Чем больше он обдумывал предстоящую поездку, тем сложнее она начинала казаться. Даже если переезд границы пройдет благополучно, то в Петербурге будут свои трудности. Поезд прибывает ночью, и где-то надо дожидаться утра, чтобы потом разыскивать в незнакомом городе редакцию газеты. Но хуже всего, если Полетаева почему-либо не окажется на месте.

Мысли его прервал стремительно влетевший в комнату без стука Сергей Краухов. Лицо матроса раскраснелось, глаза возбужденно блестели.

- Уф-ф, - отдуваясь, заговорил он, - ну и бежал я, чтобы дома застать!

Думанов вопросительно смотрел на него.

- Да ничего не случилось, - махнул рукой Сергей, - просто встретил я Александра Васильича и от него узнал, будто ты в Петербург собрался.

- Точно, собрался.

- Потому я и прибег. Сам-то я - питерский, и родители мои там живут. Шотман просил передать, чтобы ты у моих родителей переночевал - самое надежное место. Батя у меня до сих пор еще работает на Путиловском в пушечной мастерской… Очень тебя прошу зайти к нам домой, передай весточку, а еще и поклон от Александра Васильича.

- Да ведь удобно ли, Сергей? - замялся Думанов.

- Еще бы неудобно было! Ночевать тебе где-то надо? Так заночуй у наших. У них сейчас свободно совсем - сам я, как видишь, на флотской службе, братишка Алеша в солдатах служит. Другие братья - Петр и Василий своими семьями обзавелись, живут в другом конце города, а старший наш братан - Терентий - подале всех сейчас. Он ссылку отбывает…

- Да сколько же вас - братьев?

- Пятеро и есть! А еще две сестры - Настя и Люба, но у них тоже свои семьи теперь. Так что сейчас отец и мать в своем домишке вдвоем остались.

- Ишь буржуи! - засмеялся Думанов. - Значит, и дом свой имеете?

- Да какой там дом - название одно! Хибара, да и только! Там за Нарвской заставой таких развалюх - десятки. Но отцовский дом все знают. Дай листок бумаги и карандаш - я нарисую, как от трамвайной остановки пройти.

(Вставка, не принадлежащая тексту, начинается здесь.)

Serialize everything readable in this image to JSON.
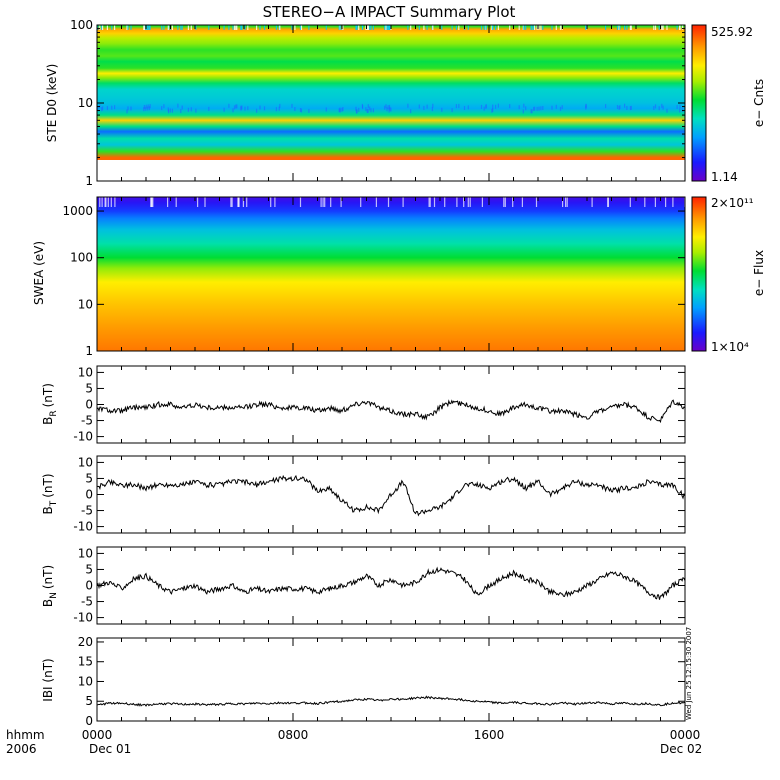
{
  "chart_data": {
    "type": "line",
    "title": "STEREO−A IMPACT Summary Plot",
    "x": {
      "unit": "hours since 2006 Dec 01 00:00",
      "range": [
        0,
        24
      ],
      "ticks": [
        0,
        8,
        16,
        24
      ],
      "tick_labels": [
        "0000",
        "0800",
        "1600",
        "0000"
      ],
      "date_labels": [
        "Dec 01",
        "Dec 02"
      ],
      "corner_labels": [
        "hhmm",
        "2006"
      ]
    },
    "stamp": "Wed Jun 25 12:15:30 2007",
    "panels": [
      {
        "id": "ste",
        "type": "heatmap",
        "ylabel": "STE D0 (keV)",
        "yscale": "log",
        "ylim": [
          1,
          100
        ],
        "yticks": [
          1,
          10,
          100
        ],
        "ytick_labels": [
          "1",
          "10",
          "100"
        ],
        "colorbar": {
          "label": "e− Cnts",
          "max": "525.92",
          "min": "1.14"
        },
        "bands_keV": [
          {
            "energy": 2.0,
            "level": 0.92
          },
          {
            "energy": 2.4,
            "level": 0.55
          },
          {
            "energy": 2.9,
            "level": 0.35
          },
          {
            "energy": 3.5,
            "level": 0.42
          },
          {
            "energy": 4.3,
            "level": 0.22
          },
          {
            "energy": 5.0,
            "level": 0.45
          },
          {
            "energy": 6.0,
            "level": 0.78
          },
          {
            "energy": 7.0,
            "level": 0.45
          },
          {
            "energy": 8.5,
            "level": 0.3
          },
          {
            "energy": 10.0,
            "level": 0.34
          },
          {
            "energy": 12.0,
            "level": 0.36
          },
          {
            "energy": 15.0,
            "level": 0.38
          },
          {
            "energy": 18.0,
            "level": 0.48
          },
          {
            "energy": 21.0,
            "level": 0.62
          },
          {
            "energy": 24.0,
            "level": 0.74
          },
          {
            "energy": 28.0,
            "level": 0.55
          },
          {
            "energy": 34.0,
            "level": 0.5
          },
          {
            "energy": 40.0,
            "level": 0.58
          },
          {
            "energy": 48.0,
            "level": 0.55
          },
          {
            "energy": 58.0,
            "level": 0.62
          },
          {
            "energy": 68.0,
            "level": 0.66
          },
          {
            "energy": 78.0,
            "level": 0.78
          },
          {
            "energy": 88.0,
            "level": 0.84
          },
          {
            "energy": 96.0,
            "level": 0.55
          }
        ]
      },
      {
        "id": "swea",
        "type": "heatmap",
        "ylabel": "SWEA (eV)",
        "yscale": "log",
        "ylim": [
          1,
          2000
        ],
        "yticks": [
          1,
          10,
          100,
          1000
        ],
        "ytick_labels": [
          "1",
          "10",
          "100",
          "1000"
        ],
        "colorbar": {
          "label": "e− Flux",
          "max": "2×10¹¹",
          "min": "1×10⁴"
        },
        "profile_eV": [
          {
            "energy": 1,
            "level": 0.9
          },
          {
            "energy": 3,
            "level": 0.86
          },
          {
            "energy": 10,
            "level": 0.8
          },
          {
            "energy": 30,
            "level": 0.74
          },
          {
            "energy": 60,
            "level": 0.62
          },
          {
            "energy": 100,
            "level": 0.52
          },
          {
            "energy": 200,
            "level": 0.42
          },
          {
            "energy": 400,
            "level": 0.34
          },
          {
            "energy": 700,
            "level": 0.24
          },
          {
            "energy": 1000,
            "level": 0.16
          },
          {
            "energy": 1500,
            "level": 0.1
          },
          {
            "energy": 2000,
            "level": 0.06
          }
        ]
      },
      {
        "id": "br",
        "type": "line",
        "ylabel": "B",
        "ylabel_sub": "R",
        "ylabel_unit": "(nT)",
        "ylim": [
          -12,
          12
        ],
        "yticks": [
          10,
          5,
          0,
          -5,
          -10
        ],
        "series": [
          {
            "x": [
              0,
              0.5,
              1,
              1.5,
              2,
              2.5,
              3,
              3.5,
              4,
              4.5,
              5,
              5.5,
              6,
              6.5,
              7,
              7.5,
              8,
              8.5,
              9,
              9.5,
              10,
              10.5,
              11,
              11.5,
              12,
              12.5,
              13,
              13.5,
              14,
              14.5,
              15,
              15.5,
              16,
              16.5,
              17,
              17.5,
              18,
              18.5,
              19,
              19.5,
              20,
              20.5,
              21,
              21.5,
              22,
              22.5,
              23,
              23.5,
              24
            ],
            "y": [
              -1,
              -2,
              -2,
              -1,
              -1,
              0,
              0,
              -1,
              0,
              -1,
              -1,
              -1,
              -1,
              0,
              0,
              -1,
              -1,
              -1,
              -2,
              -1,
              -2,
              0,
              1,
              -1,
              -2,
              -3,
              -3,
              -4,
              -1,
              1,
              0,
              -1,
              -2,
              -3,
              -1,
              0,
              -1,
              -2,
              -2,
              -3,
              -4,
              -2,
              -1,
              0,
              -1,
              -4,
              -5,
              1,
              -1
            ]
          }
        ]
      },
      {
        "id": "bt",
        "type": "line",
        "ylabel": "B",
        "ylabel_sub": "T",
        "ylabel_unit": "(nT)",
        "ylim": [
          -12,
          12
        ],
        "yticks": [
          10,
          5,
          0,
          -5,
          -10
        ],
        "series": [
          {
            "x": [
              0,
              0.5,
              1,
              1.5,
              2,
              2.5,
              3,
              3.5,
              4,
              4.5,
              5,
              5.5,
              6,
              6.5,
              7,
              7.5,
              8,
              8.5,
              9,
              9.5,
              10,
              10.5,
              11,
              11.5,
              12,
              12.5,
              13,
              13.5,
              14,
              14.5,
              15,
              15.5,
              16,
              16.5,
              17,
              17.5,
              18,
              18.5,
              19,
              19.5,
              20,
              20.5,
              21,
              21.5,
              22,
              22.5,
              23,
              23.5,
              24
            ],
            "y": [
              2,
              4,
              3,
              3,
              2,
              3,
              3,
              3,
              4,
              3,
              3,
              4,
              4,
              3,
              4,
              5,
              5,
              5,
              1,
              2,
              -2,
              -5,
              -4,
              -5,
              0,
              4,
              -6,
              -5,
              -4,
              -1,
              3,
              3,
              2,
              4,
              5,
              2,
              4,
              0,
              2,
              4,
              3,
              3,
              1,
              2,
              2,
              4,
              3,
              3,
              -1
            ]
          }
        ]
      },
      {
        "id": "bn",
        "type": "line",
        "ylabel": "B",
        "ylabel_sub": "N",
        "ylabel_unit": "(nT)",
        "ylim": [
          -12,
          12
        ],
        "yticks": [
          10,
          5,
          0,
          -5,
          -10
        ],
        "series": [
          {
            "x": [
              0,
              0.5,
              1,
              1.5,
              2,
              2.5,
              3,
              3.5,
              4,
              4.5,
              5,
              5.5,
              6,
              6.5,
              7,
              7.5,
              8,
              8.5,
              9,
              9.5,
              10,
              10.5,
              11,
              11.5,
              12,
              12.5,
              13,
              13.5,
              14,
              14.5,
              15,
              15.5,
              16,
              16.5,
              17,
              17.5,
              18,
              18.5,
              19,
              19.5,
              20,
              20.5,
              21,
              21.5,
              22,
              22.5,
              23,
              23.5,
              24
            ],
            "y": [
              0,
              1,
              -1,
              2,
              3,
              0,
              -2,
              -1,
              0,
              -2,
              -1,
              0,
              -2,
              -1,
              -2,
              -1,
              -1,
              -1,
              -2,
              -1,
              0,
              1,
              3,
              0,
              2,
              0,
              1,
              4,
              5,
              4,
              2,
              -3,
              0,
              2,
              4,
              2,
              1,
              -2,
              -3,
              -2,
              0,
              2,
              4,
              3,
              1,
              -2,
              -4,
              0,
              2
            ]
          }
        ]
      },
      {
        "id": "bmag",
        "type": "line",
        "ylabel": "IBI (nT)",
        "ylim": [
          0,
          21
        ],
        "yticks": [
          20,
          15,
          10,
          5,
          0
        ],
        "series": [
          {
            "x": [
              0,
              0.5,
              1,
              1.5,
              2,
              2.5,
              3,
              3.5,
              4,
              4.5,
              5,
              5.5,
              6,
              6.5,
              7,
              7.5,
              8,
              8.5,
              9,
              9.5,
              10,
              10.5,
              11,
              11.5,
              12,
              12.5,
              13,
              13.5,
              14,
              14.5,
              15,
              15.5,
              16,
              16.5,
              17,
              17.5,
              18,
              18.5,
              19,
              19.5,
              20,
              20.5,
              21,
              21.5,
              22,
              22.5,
              23,
              23.5,
              24
            ],
            "y": [
              4,
              4.5,
              4.5,
              4.2,
              4,
              4.3,
              4.4,
              4.2,
              4.3,
              4.1,
              4.2,
              4.4,
              4.3,
              4.5,
              4.4,
              4.6,
              4.5,
              4.6,
              4.4,
              4.8,
              5,
              5.3,
              5.5,
              5.2,
              5.6,
              5.5,
              5.8,
              6,
              5.7,
              5.6,
              5.3,
              5,
              4.8,
              4.5,
              4.7,
              4.5,
              4.4,
              4.2,
              4.6,
              4.3,
              4.5,
              4.7,
              4.3,
              4.5,
              4.3,
              4.4,
              4,
              4.6,
              4.5
            ]
          }
        ]
      }
    ]
  }
}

Думанов внимательно выслушал объяснения. Записывать ничего не стал по старой конспиративной привычке.

- Обидно до слез, - сказал на прощание Краухов, - что в такое время из Гельсингфорса отсылают, что без меня восстание начнется. Так этого часа жду!

- Ничего, - утешил его Думанов, - если все по плану пойдет, так через несколько дней восставшие корабли в Кронштадт придут.

Утром, едва начальник Финляндского жандармского управления полковник Утгоф прибыл в свой кабинет, он первым делом потребовал к себе Шабельского, осведомился, как обстоят дела с рапортом фон Коттену. Заранее ожидавший этого вопроса ротмистр шагнул к столу, положил перед начальником тонкую картонную папку.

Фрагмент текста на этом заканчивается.